Planning Committee agrees removal of Section 75

28th May 2010

The planning committee of the Cairngorms National Park Authority (CNPA) has agreed to remove a Section 75 legal agreement in an exceptional case, which should allow a Newtonmore couple obtain a mortgage for their croft house.

A Section 75 legal agreement is most commonly used to allow a house in a rural location where policy would not normally permit but in doing so, lets people live in the countryside and support their business.

However, following the banking crisis and as a result of the subsequent recession, the banking industry has standardised mortgage products and there is less capacity now for solutions to particular circumstances such as croft houses. Recent discussions between the CNPA and the Council for Mortgage Lenders have indeed revealed that banks will not lend on a property under crofting tenure and will not lend on any association with a croft.
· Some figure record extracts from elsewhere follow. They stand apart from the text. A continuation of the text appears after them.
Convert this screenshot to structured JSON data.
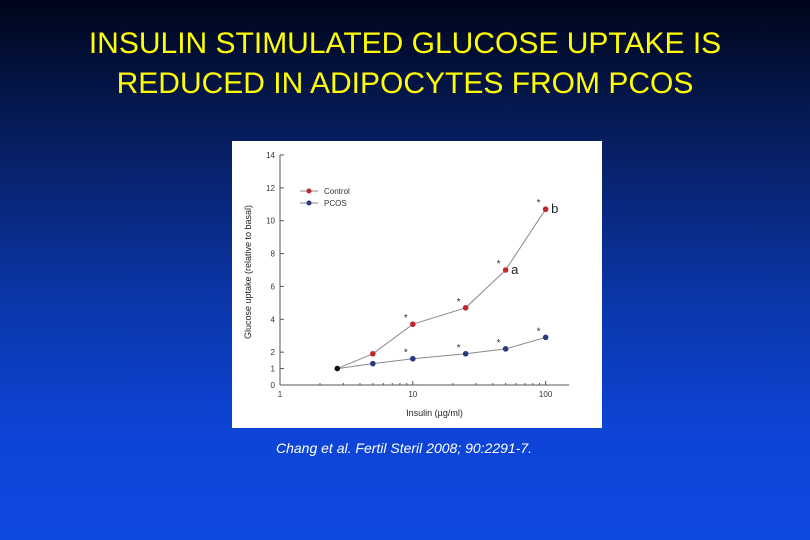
{
  "slide": {
    "title_line1": "INSULIN STIMULATED GLUCOSE UPTAKE IS",
    "title_line2": "REDUCED IN ADIPOCYTES FROM PCOS",
    "citation": "Chang et al. Fertil Steril 2008; 90:2291-7."
  },
  "colors": {
    "title": "#ffff00",
    "control": "#c0262b",
    "pcos": "#2b3a80",
    "basal": "#111111",
    "line": "#8a8a8a"
  },
  "chart_data": {
    "type": "line",
    "title": "",
    "xlabel": "Insulin (µg/ml)",
    "ylabel": "Glucose uptake (relative to basal)",
    "xscale": "log",
    "xlim": [
      1,
      150
    ],
    "ylim": [
      0,
      14
    ],
    "xticks": [
      1,
      10,
      100
    ],
    "xtick_labels": [
      "1",
      "10",
      "100"
    ],
    "yticks": [
      0,
      1,
      2,
      4,
      6,
      8,
      10,
      12,
      14
    ],
    "ytick_labels": [
      "0",
      "1",
      "2",
      "4",
      "6",
      "8",
      "10",
      "12",
      "14"
    ],
    "grid": false,
    "legend": "top-left",
    "basal_point": {
      "x": 2.7,
      "y": 1.0
    },
    "series": [
      {
        "name": "Control",
        "x": [
          2.7,
          5,
          10,
          25,
          50,
          100
        ],
        "y": [
          1.0,
          1.9,
          3.7,
          4.7,
          7.0,
          10.7
        ],
        "significant": [
          false,
          false,
          true,
          true,
          true,
          true
        ]
      },
      {
        "name": "PCOS",
        "x": [
          2.7,
          5,
          10,
          25,
          50,
          100
        ],
        "y": [
          1.0,
          1.3,
          1.6,
          1.9,
          2.2,
          2.9
        ],
        "significant": [
          false,
          false,
          true,
          true,
          true,
          true
        ]
      }
    ],
    "annotations": [
      {
        "text": "a",
        "x": 55,
        "y": 7.0
      },
      {
        "text": "b",
        "x": 110,
        "y": 10.7
      }
    ]
  }
}
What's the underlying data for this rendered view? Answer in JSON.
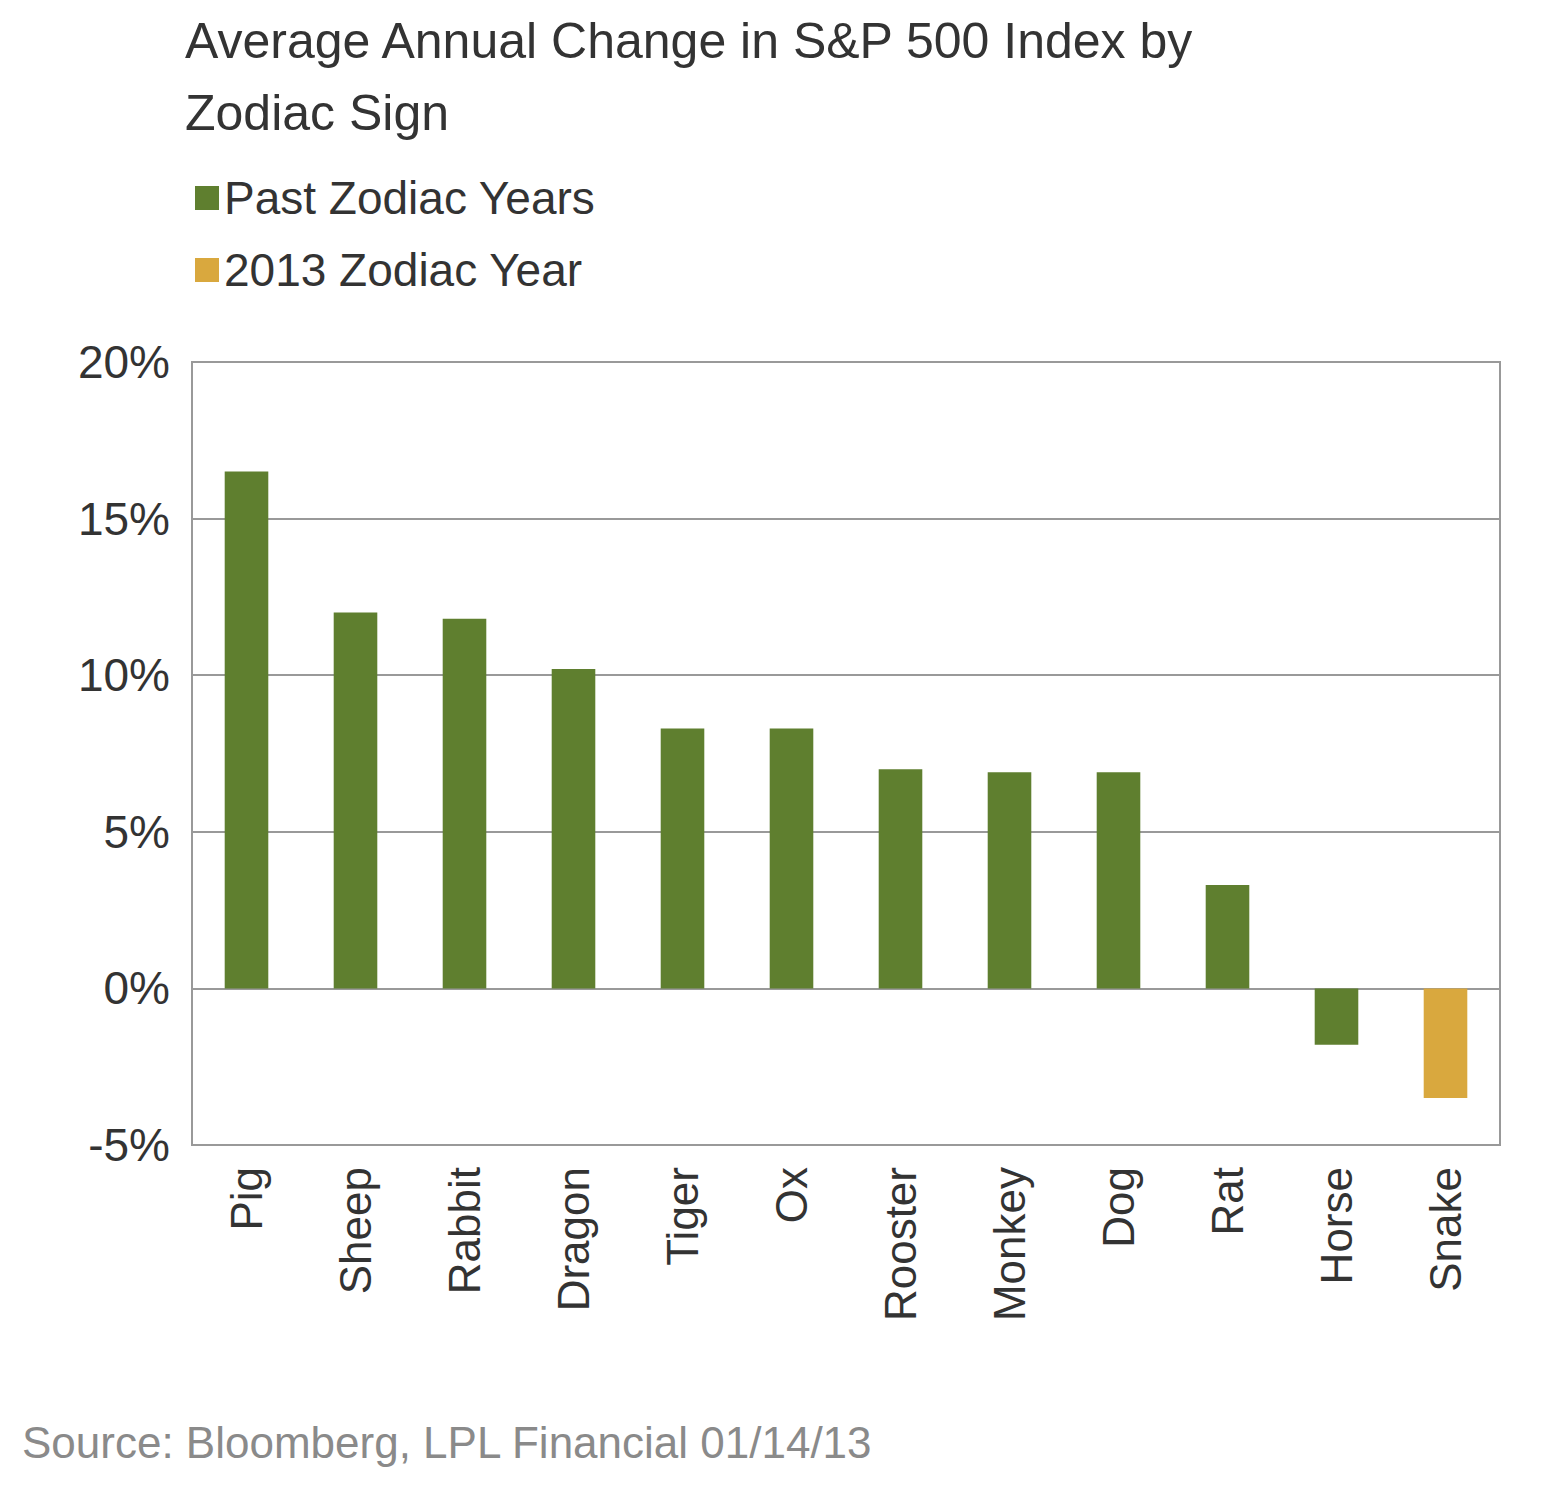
{
  "chart_data": {
    "type": "bar",
    "title": "Average Annual Change in S&P 500 Index by Zodiac Sign",
    "categories": [
      "Pig",
      "Sheep",
      "Rabbit",
      "Dragon",
      "Tiger",
      "Ox",
      "Rooster",
      "Monkey",
      "Dog",
      "Rat",
      "Horse",
      "Snake"
    ],
    "series": [
      {
        "name": "Past Zodiac Years",
        "color": "#5f7f2f",
        "values": [
          16.5,
          12.0,
          11.8,
          10.2,
          8.3,
          8.3,
          7.0,
          6.9,
          6.9,
          3.3,
          -1.8,
          null
        ]
      },
      {
        "name": "2013 Zodiac Year",
        "color": "#d9a83e",
        "values": [
          null,
          null,
          null,
          null,
          null,
          null,
          null,
          null,
          null,
          null,
          null,
          -3.5
        ]
      }
    ],
    "ylim": [
      -5,
      20
    ],
    "yticks": [
      {
        "value": -5,
        "label": "-5%"
      },
      {
        "value": 0,
        "label": "0%"
      },
      {
        "value": 5,
        "label": "5%"
      },
      {
        "value": 10,
        "label": "10%"
      },
      {
        "value": 15,
        "label": "15%"
      },
      {
        "value": 20,
        "label": "20%"
      }
    ],
    "grid": true,
    "legend": "top-left",
    "source": "Source: Bloomberg, LPL Financial 01/14/13"
  }
}
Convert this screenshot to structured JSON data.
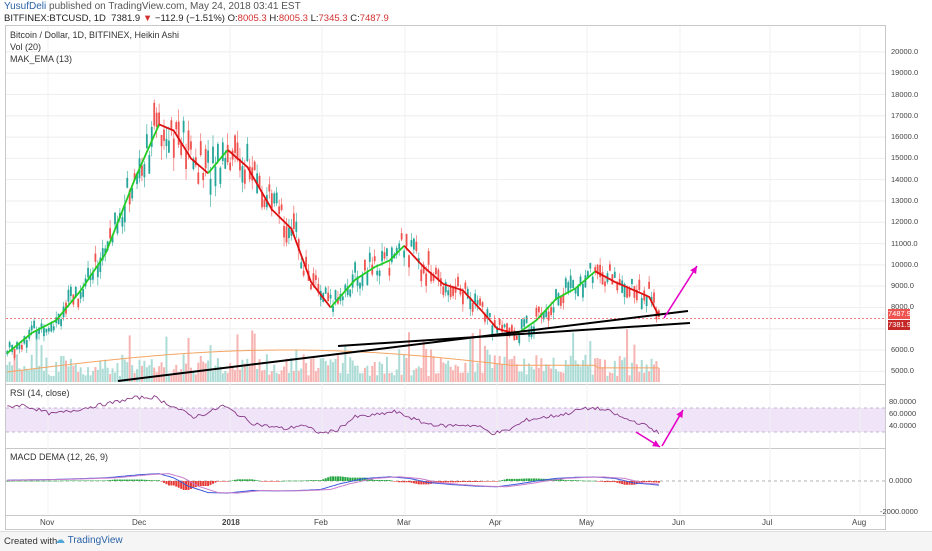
{
  "header": {
    "user": "YusufDeli",
    "published": "published on TradingView.com, May 24, 2018 03:41 EST",
    "symbol": "BITFINEX:BTCUSD, 1D",
    "last": "7381.9",
    "arrow": "▼",
    "change": "−112.9 (−1.51%)",
    "o_label": "O:",
    "o_val": "8005.3",
    "h_label": "H:",
    "h_val": "8005.3",
    "l_label": "L:",
    "l_val": "7345.3",
    "c_label": "C:",
    "c_val": "7487.9"
  },
  "legends": {
    "main_title": "Bitcoin / Dollar, 1D, BITFINEX, Heikin Ashi",
    "vol": "Vol (20)",
    "ema": "MAK_EMA (13)",
    "rsi": "RSI (14, close)",
    "macd": "MACD DEMA (12, 26, 9)"
  },
  "price_boxes": {
    "box1": "7487.9",
    "box2": "7381.9"
  },
  "colors": {
    "up": "#26a69a",
    "down": "#ef5350",
    "ema_up": "#22cc22",
    "ema_down": "#dd1111",
    "vol_ma": "#f4a460",
    "rsi": "#8a3b8a",
    "rsi_band": "#e8d8f5",
    "arrows": "#e600c8",
    "trend": "#000000"
  },
  "footer": {
    "created": "Created with",
    "logo": "TradingView"
  },
  "chart_data": {
    "type": "candlestick",
    "title": "Bitcoin / Dollar, 1D, BITFINEX, Heikin Ashi",
    "price_axis": {
      "ticks": [
        20000,
        19000,
        18000,
        17000,
        16000,
        15000,
        14000,
        13000,
        12000,
        11000,
        10000,
        9000,
        8000,
        7000,
        6000,
        5000
      ],
      "tick_labels": [
        "20000.0",
        "19000.0",
        "18000.0",
        "17000.0",
        "16000.0",
        "15000.0",
        "14000.0",
        "13000.0",
        "12000.0",
        "11000.0",
        "10000.0",
        "9000.0",
        "8000.0",
        "",
        "6000.0",
        "5000.0"
      ],
      "range": [
        4500,
        20700
      ]
    },
    "time_axis": {
      "labels": [
        "Nov",
        "Dec",
        "2018",
        "Feb",
        "Mar",
        "Apr",
        "May",
        "Jun",
        "Jul",
        "Aug"
      ],
      "bold": [
        false,
        false,
        true,
        false,
        false,
        false,
        false,
        false,
        false,
        false
      ]
    },
    "ema_anchors": [
      [
        0,
        5850
      ],
      [
        10,
        6800
      ],
      [
        20,
        7400
      ],
      [
        30,
        8800
      ],
      [
        40,
        10500
      ],
      [
        52,
        14000
      ],
      [
        62,
        16600
      ],
      [
        68,
        16300
      ],
      [
        75,
        15000
      ],
      [
        82,
        14300
      ],
      [
        90,
        15400
      ],
      [
        98,
        14600
      ],
      [
        108,
        12600
      ],
      [
        116,
        11700
      ],
      [
        124,
        9200
      ],
      [
        132,
        8000
      ],
      [
        142,
        9300
      ],
      [
        150,
        9900
      ],
      [
        156,
        10200
      ],
      [
        162,
        10900
      ],
      [
        170,
        9900
      ],
      [
        178,
        9100
      ],
      [
        186,
        8800
      ],
      [
        194,
        7800
      ],
      [
        200,
        7000
      ],
      [
        208,
        6750
      ],
      [
        216,
        7400
      ],
      [
        224,
        8400
      ],
      [
        232,
        8900
      ],
      [
        240,
        9700
      ],
      [
        248,
        9200
      ],
      [
        256,
        8800
      ],
      [
        262,
        8500
      ],
      [
        266,
        7600
      ]
    ],
    "ema_direction": [
      [
        0,
        62,
        "up"
      ],
      [
        62,
        82,
        "down"
      ],
      [
        82,
        90,
        "up"
      ],
      [
        90,
        132,
        "down"
      ],
      [
        132,
        162,
        "up"
      ],
      [
        162,
        208,
        "down"
      ],
      [
        208,
        240,
        "up"
      ],
      [
        240,
        266,
        "down"
      ]
    ],
    "volume_axis": "hidden",
    "last_price": 7487.9,
    "last_close_label": 7381.9,
    "rsi": {
      "ticks": [
        80,
        60,
        40
      ],
      "tick_labels": [
        "80.0000",
        "60.0000",
        "40.0000"
      ],
      "band": [
        30,
        70
      ],
      "anchors": [
        [
          0,
          72
        ],
        [
          6,
          75
        ],
        [
          12,
          68
        ],
        [
          18,
          60
        ],
        [
          26,
          65
        ],
        [
          34,
          72
        ],
        [
          42,
          78
        ],
        [
          52,
          87
        ],
        [
          60,
          88
        ],
        [
          64,
          80
        ],
        [
          70,
          68
        ],
        [
          76,
          55
        ],
        [
          82,
          62
        ],
        [
          88,
          74
        ],
        [
          94,
          60
        ],
        [
          100,
          45
        ],
        [
          106,
          40
        ],
        [
          114,
          35
        ],
        [
          120,
          42
        ],
        [
          128,
          28
        ],
        [
          134,
          32
        ],
        [
          142,
          55
        ],
        [
          150,
          58
        ],
        [
          158,
          64
        ],
        [
          164,
          55
        ],
        [
          170,
          45
        ],
        [
          178,
          40
        ],
        [
          186,
          42
        ],
        [
          192,
          40
        ],
        [
          198,
          28
        ],
        [
          204,
          32
        ],
        [
          212,
          50
        ],
        [
          220,
          55
        ],
        [
          228,
          60
        ],
        [
          234,
          68
        ],
        [
          240,
          70
        ],
        [
          246,
          64
        ],
        [
          252,
          52
        ],
        [
          258,
          45
        ],
        [
          262,
          38
        ],
        [
          266,
          28
        ]
      ]
    },
    "macd": {
      "ticks": [
        0,
        -2000
      ],
      "tick_labels": [
        "0.0000",
        "-2000.0000"
      ],
      "macd_anchors": [
        [
          0,
          80
        ],
        [
          20,
          150
        ],
        [
          40,
          300
        ],
        [
          55,
          620
        ],
        [
          62,
          700
        ],
        [
          68,
          300
        ],
        [
          74,
          -500
        ],
        [
          82,
          -1100
        ],
        [
          90,
          -1150
        ],
        [
          100,
          -900
        ],
        [
          110,
          -950
        ],
        [
          120,
          -900
        ],
        [
          128,
          -800
        ],
        [
          136,
          -250
        ],
        [
          146,
          250
        ],
        [
          156,
          400
        ],
        [
          164,
          250
        ],
        [
          172,
          -150
        ],
        [
          182,
          -350
        ],
        [
          192,
          -500
        ],
        [
          200,
          -550
        ],
        [
          208,
          -300
        ],
        [
          216,
          0
        ],
        [
          224,
          250
        ],
        [
          232,
          350
        ],
        [
          240,
          380
        ],
        [
          248,
          250
        ],
        [
          256,
          -200
        ],
        [
          262,
          -300
        ],
        [
          266,
          -400
        ]
      ]
    }
  }
}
Planning committee convener Duncan Bryden said: “This is actually a national issue. Mortgages are much less available, lenders are more risk averse and there is a much greater onus on the borrower to ensure funds are secure before embarking on a project. These are not normally planning matters however this is an exceptional case and I support the planning officer’s recommendation to remove the Section 75 in exchange for a legally drawn up personal undertaking that this house will not be disposed of separately from the croft.

There is an ongoing need to support essential houses in the countryside, outside villages, while safeguarding the wider interests of the Park and the local community.”

The CNPA has pledged to continue to work – in partnership with the Scottish Government, lenders and other authorities – to find a solution that the banks will accept, whilst still being able to adhere to policies which have been put in place to protect the rural landscape. This issue is of national importance and any solution could be applied elsewhere in rural Scotland.

Don McKee, the CNPA’s Head of Planning explained: “The lender’s main concern is that they should have the ability to sell a property on the open market if there is a default on payments. The Section 75 at the moment does not allow for this and we have suggested to lenders the implementation of a ‘cascade’ mechanism which would allow the property to be sold to steadily widening categories of people until it could be sold on the open market at 20 weeks if no purchaser had been found.”

The planning committee voted 13-6 in favour of the removal of the Section 75 at this morning’s planning committee meeting in Aviemore.